Feminizm Son Gelişmeleri
Yasa yapan, gücü elde tutan ve bütün kuralları koyan erkeğin egemenliğindeki bir toplumu köktenci bir tutumla eleştiren günümüz feminizmi, önceki yüzyıllarda görülen kadın hareketlerinin ve 1960 yıllarındaki başkaldırının mirasçısıdır. Bu hareket 1973’ten başlayarak “üç Maria’ lar” diye adlandırılan üç kadın yazarın açık saçıklık gerekçesiyle yasaklanan feminist kitap yayımladıkları için Portekiz’de kovuşturmaya uğramaları sonucu açılan kampanyayla, uluslararası alanda sesini duyurmuştur. Uluslararası kadın yılı olarak ilan edilen 1975 yılında çeşitli uluslardan feministler, Mexico’daki Unesco Kongresinin resmî toplantılarında boy gösterdiler. 1976’da Brüksel’de, kadınlara karşı işlenen suçlara bakan Uluslararası Mahkemeye bütün dünyadan tanıklar katıldı. Cenevre’ de yayımlanan İsis adlı bültenin yanı sıra, feministlerin Fema (Danimarka), Amsterdam, Paris ve Londra gibi kentlerde bir araya gelmeleri, bilgi alışverişine ve dayanışma gösterilerinin seferberliğine yol açtı. Avrupa ve A.B.D’nin büyük kentlerinde, kadınlar tarafından yazılmış ve kadınları konu alan yapıtlara yer veren kitaplıklar açılması, bunun yanı sıra, kadınlarla ilgili üniversite çalışmaları çevresinde yapılan toplantılar ve bireysel ilişkiler, kadınlar arasındaki uluslararası kardeşliği güçlendirdi.

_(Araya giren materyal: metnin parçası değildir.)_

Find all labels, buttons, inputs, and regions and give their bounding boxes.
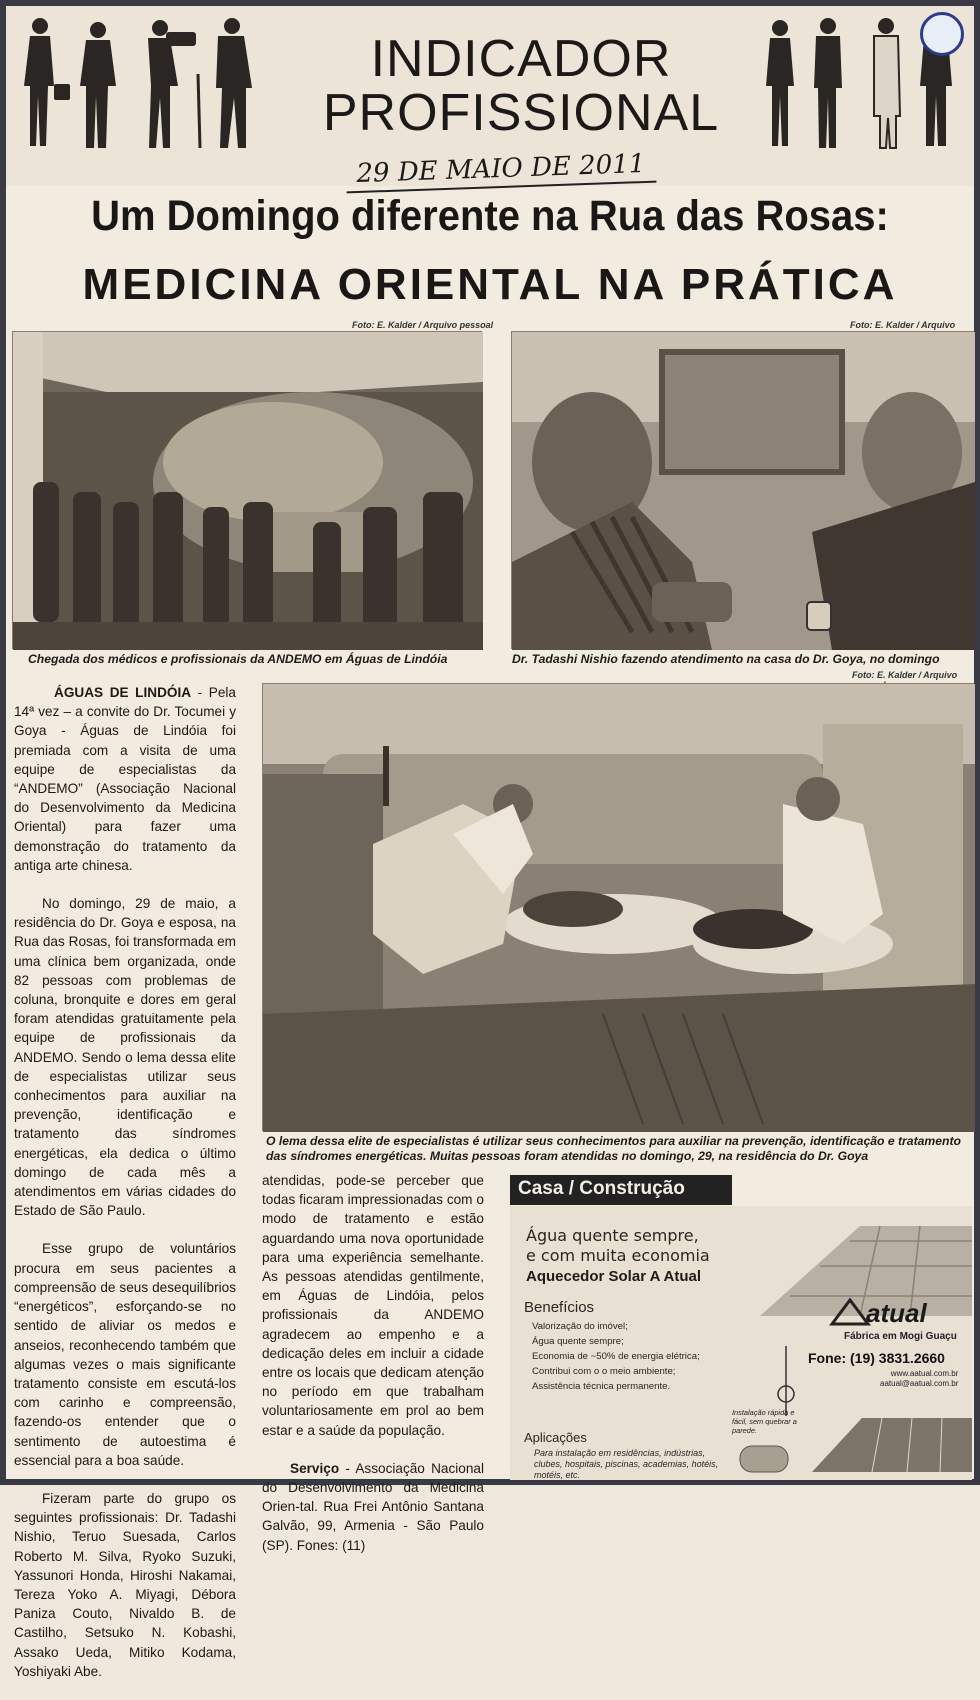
service-label: Serviço: [290, 1460, 340, 1476]
benefit-item: Valorização do imóvel;: [532, 1321, 628, 1332]
water-tank-image: [736, 1436, 792, 1480]
ad-applications-text: Para instalação em residências, indústrias, clubes, hospitais, piscinas, academias, hotéis, motéis, etc.: [534, 1448, 719, 1480]
benefit-item: Água quente sempre;: [532, 1336, 624, 1347]
photo-3-credit: Foto: E. Kalder / Arquivo: [852, 670, 958, 680]
photo-1-credit: Foto: E. Kalder / Arquivo pessoal: [352, 320, 494, 330]
photo-2-credit: Foto: E. Kalder / Arquivo: [850, 320, 956, 330]
ad-contact: [880, 1369, 958, 1389]
photo-treatment-room: [262, 683, 974, 1131]
ad-applications-title: Aplicações: [524, 1430, 587, 1445]
benefit-item: Contribui com o o meio ambiente;: [532, 1366, 676, 1377]
ad-website: www.aatual.com.br: [890, 1369, 959, 1378]
benefit-item: Assistência técnica permanente.: [532, 1381, 671, 1392]
article-column-2: [262, 1171, 484, 1574]
ad-tagline: [526, 1226, 710, 1266]
atual-logo-text: atual: [866, 1298, 927, 1328]
paragraph-5: atendidas, pode-se perceber que todas ficaram impressionadas com o modo de tratamento e estão aguardando uma nova oportunidade para uma experiência semelhante. As pessoas atendidas gentilmente, em Águas de Lindóia, pelos profissionais da ANDEMO agradecem ao empenho e a dedicação deles em incluir a cidade entre os locais que dedicam atenção no período em que trabalham voluntariosamente em prol ao bem estar e a saúde da população.: [262, 1173, 484, 1438]
section-title: [286, 32, 756, 140]
ad-section-header: Casa / Construção: [510, 1175, 732, 1205]
ad-email: aatual@aatual.com.br: [880, 1379, 959, 1388]
article-subheadline: MEDICINA ORIENTAL NA PRÁTICA: [82, 260, 898, 309]
ad-tagline-2: e com muita economia: [526, 1246, 710, 1265]
atual-logo: [828, 1296, 968, 1328]
paragraph-4: Fizeram parte do grupo os seguintes profissionais: Dr. Tadashi Nishio, Teruo Suesada, Carlos Roberto M. Silva, Ryoko Suzuki, Yassunori Honda, Hiroshi Nakamai, Tereza Yoko A. Miyagi, Débora Paniza Couto, Nivaldo B. de Castilho, Setsuko N. Kobashi, Assako Ueda, Mitiko Kodama, Yoshiyaki Abe.: [14, 1490, 236, 1679]
andemo-seal-logo: [920, 12, 964, 56]
professionals-silhouettes-left: [20, 14, 270, 154]
solar-heater-advertisement: [510, 1206, 972, 1480]
photo-arrival-group: [12, 331, 482, 649]
ad-factory: Fábrica em Mogi Guaçu: [844, 1331, 957, 1342]
article-headline: Um Domingo diferente na Rua das Rosas:: [91, 192, 889, 240]
ad-phone: Fone: (19) 3831.2660: [808, 1350, 945, 1366]
solar-collector-image: [802, 1412, 972, 1480]
section-title-line-2: PROFISSIONAL: [322, 84, 720, 142]
article-column-1: [14, 683, 236, 1700]
paragraph-6: [262, 1459, 484, 1555]
photo-3-caption: O lema dessa elite de especialistas é utilizar seus conhecimentos para auxiliar na prevenção, identificação e tratamento das síndromes energéticas. Muitas pessoas foram atendidas no domingo, 29, na residência do Dr. Goya: [266, 1134, 961, 1163]
paragraph-2: No domingo, 29 de maio, a residência do Dr. Goya e esposa, na Rua das Rosas, foi transformada em uma clínica bem organizada, onde 82 pessoas com problemas de coluna, bronquite e dores em geral foram atendidas gratuitamente pela equipe de profissionais da ANDEMO. Sendo o lema dessa elite de especialistas utilizar seus conhecimentos para auxiliar na prevenção, identificação e tratamento das síndromes energéticas, ela dedica o último domingo de cada mês a atendimentos em várias cidades do Estado de São Paulo.: [14, 896, 236, 1219]
paragraph-1: [14, 683, 236, 875]
photo-1-caption: Chegada dos médicos e profissionais da ANDEMO em Águas de Lindóia: [28, 652, 448, 666]
solar-antenna-icon: [776, 1346, 796, 1416]
paragraph-3: Esse grupo de voluntários procura em seus pacientes a compreensão de seus desequilíbrios “energéticos”, esforçando-se no sentido de aliviar os medos e anseios, reconhecendo também que algumas vezes o mais significante tratamento consiste em escutá-los com carinho e compreensão, fazendo-os entender que o sentimento de autoestima é essencial para a boa saúde.: [14, 1241, 236, 1468]
ad-benefits-title: Benefícios: [524, 1299, 595, 1316]
photo-2-caption: Dr. Tadashi Nishio fazendo atendimento na casa do Dr. Goya, no domingo: [512, 652, 940, 666]
photo-consultation: [511, 331, 974, 649]
masthead: [6, 6, 974, 190]
dateline: ÁGUAS DE LINDÓIA: [54, 685, 192, 700]
ad-benefits-list: [532, 1319, 700, 1394]
ad-product-name: Aquecedor Solar A Atual: [526, 1268, 702, 1285]
paragraph-1-text: - Pela 14ª vez – a convite do Dr. Tocumei y Goya - Águas de Lindóia foi premiada com a visita de uma equipe de especialistas da “ANDEMO” (Associação Nacional do Desenvolvimento da Medicina Oriental) para fazer uma demonstração do tratamento da antiga arte chinesa.: [14, 685, 236, 873]
ad-install-note: Instalação rápida e fácil, sem quebrar a parede.: [732, 1408, 797, 1435]
section-title-line-1: INDICADOR: [370, 30, 672, 88]
paragraph-6-text: - Associação Nacional do Desenvolvimento da Medicina Orien-tal. Rua Frei Antônio Santana Galvão, 99, Armenia - São Paulo (SP). Fones: (11): [262, 1460, 484, 1553]
ad-tagline-1: Água quente sempre,: [526, 1226, 699, 1245]
benefit-item: Economia de ~50% de energia elétrica;: [532, 1351, 700, 1362]
handwritten-date-text: 29 DE MAIO DE 2011: [355, 148, 646, 190]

Sonuca Ulaşma Kampanyaları ve kadının Yeri
Feminist hareket, kadınların bedenlerini gönüllerince kullanma hakkını temel alarak, çocuk aldırma ve kısırlaştırmanın yasallığı ve özgürlüğü, ayrıca kadınların hedef olduğu ırza geçme, cinsel eziyetler ve her türden saldırganlık biçimlerinin engellenmesi için çeşitli kampanyalar açılmasını sağlamış, bilinçlenmiş topluluklar, tasarıları gerçekleştirmeye koyulmuşlardır. Feministler, reklamlarda, dilde, vb. yer alan kadınla ilgili kalıplaşmış cinsel örneklerin kaldırılmasını istemekte, aşk ilişkilerinin yaygın örneği gösterilen kadının değerini düşüren pornografiye saldırmaktadırlar. Toplumsal ve İktisadî alandaysa feministler, ücret eşitliği, meslekte yükselme, ev işlerinde hak ve ödül konularında savaşıma girişmişler, Avrupa’da, A.B.D’nde, vb’nde kadınların birbirleriyle buluşabilecekleri yerler (kahvehaneler, uygulamalı okullar, çeşitli merkezler, klinikler) açılmıştır.
EKİLENLER, BİÇİLENLER
Yazıların, gazetelerin ve feminist kitapların bolluğu, kadın iradesinin kendi özgeçmişini bulduğuna, bedensel tepkilerini ve yapay sıkıntılarının yapısını dile getiren yazılarla kadınların kendilerini yeniden yaratmalarına tanıklık etmektedir; feminist kitaplar yayımlayan yeni yayınevlerinin kurulması, kadın müzikçi ve sanatçıların bir araya toplanması da, bunun örneklerinden biridir. Feminizm hareketi,gün geçtikçe ilk ortaklıkların sınırlarını aşmış, küçük topluluklar tarafından yaşatılmış ve sonunda, harekete geçme gereksinimi duyan kadınları çevresinde toplamış, kadın işçiler, ev kadınları, Üçüncü Dünya kadınları, yeni akımlar oluşturmuşlardır. Kitle iletişim araçları, feminizmi bazen güdük bir hüma- nizma hareketiyle ya da bir burjuva yenilikçiliğiyle eşdeğerde görmelerinin yanı sıra, düşüncelerinin yayılmasına da yardımcı olmaktadırlar. Ama feministlerin bazı temel sorunlarına, her zaman ataerkil değerler taşımış olan siyasal partilerin, sendikaların, vb’nin sahip çıkması, feminist hareketin kuramcıları tarafından ileri sürülen kökten değişiklikten yana çıktıklarını göstermez.